Maj. Gen. Frank Helmick, commander of the Southern European Task Force (Airborne), and Kambiz Razzaghi, director of the Transformation Construction Management Office, answer questions Thursday during a session to discuss construction projects in Vicenza, Italy. The main topic of discussion was the U.S. use of the Dal Molin airfield. (Kent Harris / S&S)
VICENZA, Italy — The U.S. military said Thursday that it does not plan to use Dal Molin airfield as a major staging base to go to war, as suggested in many recent articles in the Italian press.
U.S. officials have said all along that they don’t plan to use the airfield — officially signed off for American use by the Italian government — to ferry troops to and from Vicenza. Aviano Air Base, about 90 miles away, will continue to act as the deployment hub for the 173rd Airborne Brigade, which recently used the air base to deploy to Afghanistan.
But articles in the Italian press and critics of the U.S. expansion in Vicenza have claimed the airfield will be used for such a purpose. Some have said that American fighter aircraft will also use the base.
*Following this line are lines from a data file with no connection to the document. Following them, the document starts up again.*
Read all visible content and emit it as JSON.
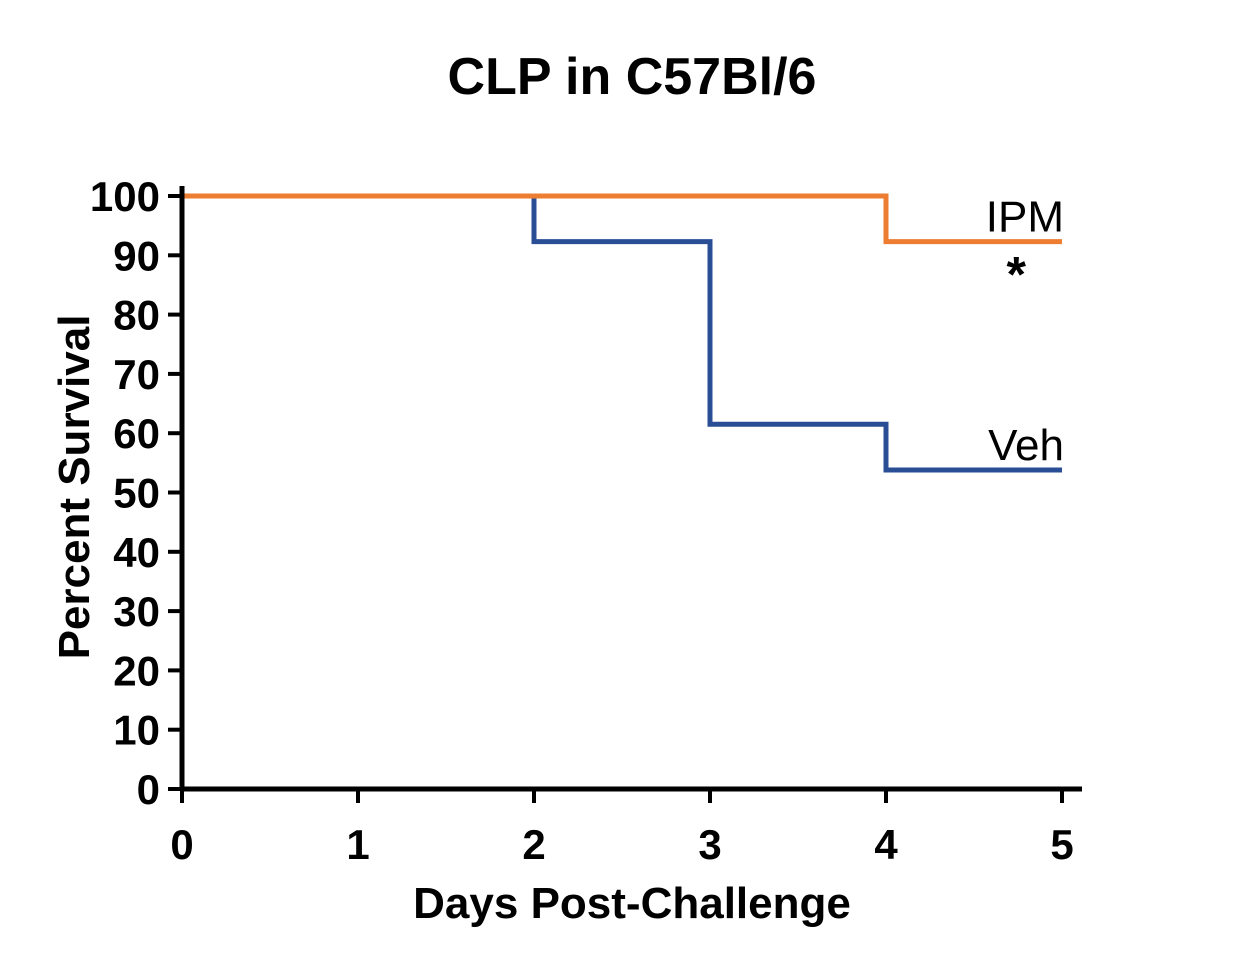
{
  "chart_data": {
    "type": "line",
    "step": true,
    "title": "CLP in C57Bl/6",
    "xlabel": "Days Post-Challenge",
    "ylabel": "Percent Survival",
    "xlim": [
      0,
      5
    ],
    "ylim": [
      0,
      100
    ],
    "xticks": [
      0,
      1,
      2,
      3,
      4,
      5
    ],
    "yticks": [
      0,
      10,
      20,
      30,
      40,
      50,
      60,
      70,
      80,
      90,
      100
    ],
    "grid": false,
    "series": [
      {
        "name": "IPM",
        "color": "#ED7D31",
        "x": [
          0,
          4,
          5
        ],
        "y": [
          100,
          92.3,
          92.3
        ]
      },
      {
        "name": "Veh",
        "color": "#2A4E96",
        "x": [
          0,
          2,
          3,
          4,
          5
        ],
        "y": [
          100,
          92.3,
          61.5,
          53.8,
          53.8
        ]
      }
    ],
    "annotations": [
      {
        "text": "*",
        "series": "IPM"
      }
    ]
  }
}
“It will not be used as a major staging base,” Maj. Gen. Frank Helmick, commander of the Southern European Task Force (Airborne), said Thursday at a news conference with about two dozen Italian journalists.
Helmick said the runway isn’t suitable for such actions. “It’s way too short to have any military aircraft on the ground,” he said.
So why use Dal Molin and not an empty field elsewhere?
“Dal Molin is the nearest military property to this caserma,” he said. And because of legal and logistical reasons, the U.S. wants to operate only in facilities built on land owned by the Italian military.
Col. Salvatore Bordonaro, the Italian base commander, said U.S. use of the airfield complex wouldn’t affect current use by small commercial craft. Officials showed off a few sketches of what the development might look like and said it would be separated from the actual runway by a fence.
Kambiz Razzaghi, picked to run the newly formed Transitional Construction Management Office, will manage six projects worth more than $400 million. That list includes a $10 million medical center on Ederle, an $11 million renovation of the Ederle Inn, the $10 million soldier-and-family entertainment center already under construction, a $13 million child development center and a $42 million school in the Villagio housing area.
The U.S. also has reached an agreement with an Italian contractor to build 215 homes outside the city that it will agree to rent for at least 10 years for about $52 million.
Razzaghi said all the contractors will be Italian and they’ll also be responsible for designing the facilities.
But the project with the most interest is the Dal Molin expansion. U.S. officials say they want to consolidate the 173rd in one location. Currently, only two of the brigade’s six battalions are located in Vicenza. The other four are in Bamberg and Schweinfurt in Germany.
There is no room at Ederle — where U.S. troops have lived and worked for more than 50 years — for additional troops.
U.S. officials have said Vicenza will house about 4,200 active-duty personnel once the consolidation is complete. Helmick pointed out that’s less than half the soldiers who lived in Vicenza in the 1980s when there were more than 400,000 American troops around Europe.
He told the reporters that the command planned to be proactive in meeting with local community leaders and those who felt strongly about the project. A lack of information released by the Americans to the public about the project probably has led to some of the many rumors about the project that have fueled protesters’ fears, he said.